A free market leaves people free from physical coercion. That is what the "free" in free market means. Reason and character are attributes if individual human beings. Braun's statistics are meaningless in relation to this fundamental nature of man, as long as people live in a political atmosphere that leaves them free to act upon their own judgement. It is only in relation to collectivism that skin color supersedes reason and character. That is why champions of the collectivist educational status quo cling to the former, and recoil from the latter: It is the only defense open to collectivists. They trot out reams of statistics that allegedly "prove" the existence of "injustice", while engaging in a real and monumental injustice; blocking parents from seeking the best education they can find for their children. Recognizing reason and character as factual attributes of the individual - and only the individual - leads directly to where Christie wants to go, parental school choice.

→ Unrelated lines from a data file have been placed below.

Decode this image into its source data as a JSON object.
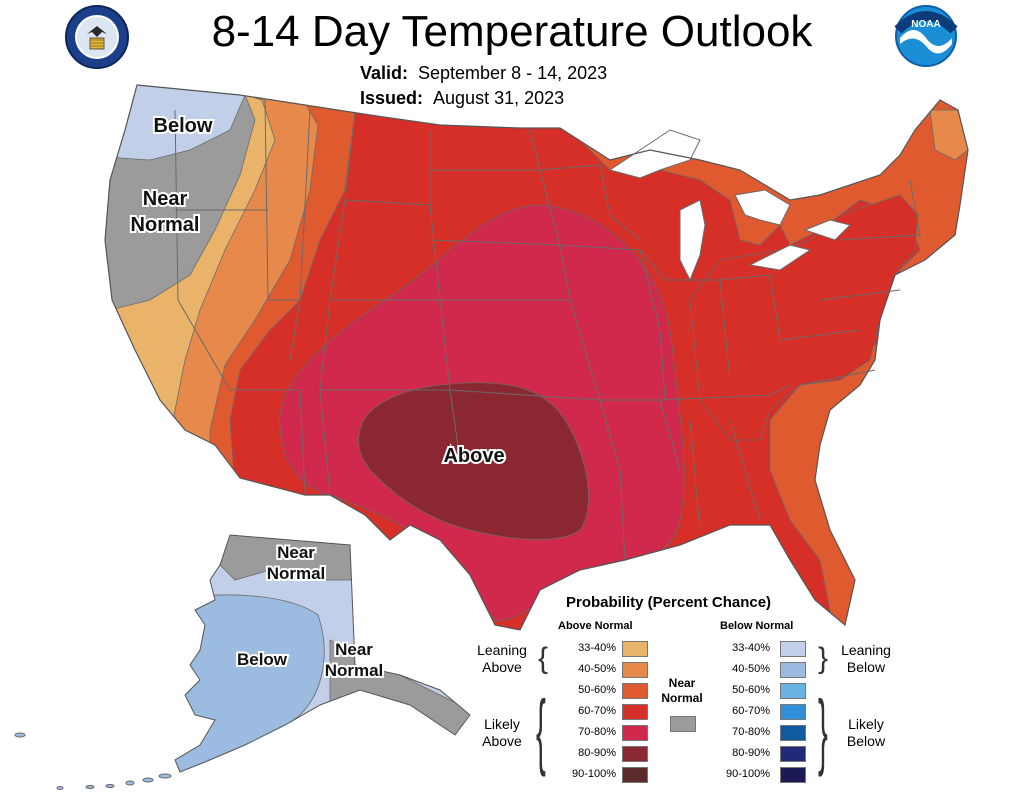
{
  "header": {
    "title": "8-14 Day Temperature Outlook",
    "valid_label": "Valid:",
    "valid_value": "September 8 - 14, 2023",
    "issued_label": "Issued:",
    "issued_value": "August 31, 2023"
  },
  "map": {
    "region_labels": {
      "below_west": "Below",
      "near_normal_west_1": "Near",
      "near_normal_west_2": "Normal",
      "above_center": "Above",
      "ak_near_normal_north_1": "Near",
      "ak_near_normal_north_2": "Normal",
      "ak_below": "Below",
      "ak_near_normal_south_1": "Near",
      "ak_near_normal_south_2": "Normal"
    },
    "colors": {
      "land": "#d62f28",
      "above_33_40": "#e9b46a",
      "above_40_50": "#e6894a",
      "above_50_60": "#e05a2f",
      "above_60_70": "#d62f28",
      "above_70_80": "#d0294c",
      "above_80_90": "#8a2730",
      "near_normal": "#9b9b9b",
      "below_33_40": "#c2cfe8",
      "below_40_50": "#9bbbe0",
      "water": "#ffffff",
      "borders": "#6a6a6a"
    }
  },
  "legend": {
    "title": "Probability (Percent Chance)",
    "above_header": "Above Normal",
    "below_header": "Below Normal",
    "near_normal_1": "Near",
    "near_normal_2": "Normal",
    "near_normal_color": "#9b9b9b",
    "leaning_above_1": "Leaning",
    "leaning_above_2": "Above",
    "likely_above_1": "Likely",
    "likely_above_2": "Above",
    "leaning_below_1": "Leaning",
    "leaning_below_2": "Below",
    "likely_below_1": "Likely",
    "likely_below_2": "Below",
    "above_bins": [
      {
        "label": "33-40%",
        "color": "#e9b46a"
      },
      {
        "label": "40-50%",
        "color": "#e6894a"
      },
      {
        "label": "50-60%",
        "color": "#e05a2f"
      },
      {
        "label": "60-70%",
        "color": "#d62f28"
      },
      {
        "label": "70-80%",
        "color": "#d0294c"
      },
      {
        "label": "80-90%",
        "color": "#8a2730"
      },
      {
        "label": "90-100%",
        "color": "#5c2a2a"
      }
    ],
    "below_bins": [
      {
        "label": "33-40%",
        "color": "#c2cfe8"
      },
      {
        "label": "40-50%",
        "color": "#9bbbe0"
      },
      {
        "label": "50-60%",
        "color": "#6ab2e0"
      },
      {
        "label": "60-70%",
        "color": "#2f8fd8"
      },
      {
        "label": "70-80%",
        "color": "#0f5aa0"
      },
      {
        "label": "80-90%",
        "color": "#202a78"
      },
      {
        "label": "90-100%",
        "color": "#1c1a56"
      }
    ]
  },
  "logos": {
    "left": "commerce-seal",
    "right": "noaa-logo",
    "right_text": "NOAA"
  }
}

Education is one area where the political winds are at the backs of advocates of free markets; i.e., of individual rights. Not all school choicers, perhaps not even most, are full advocates of individual rights - if they even know what they are. But the widening support for parental school choice is an indication that government-run education and its supporters have their backs to the wall. That race is being dragged back into the school debate is evidence of that.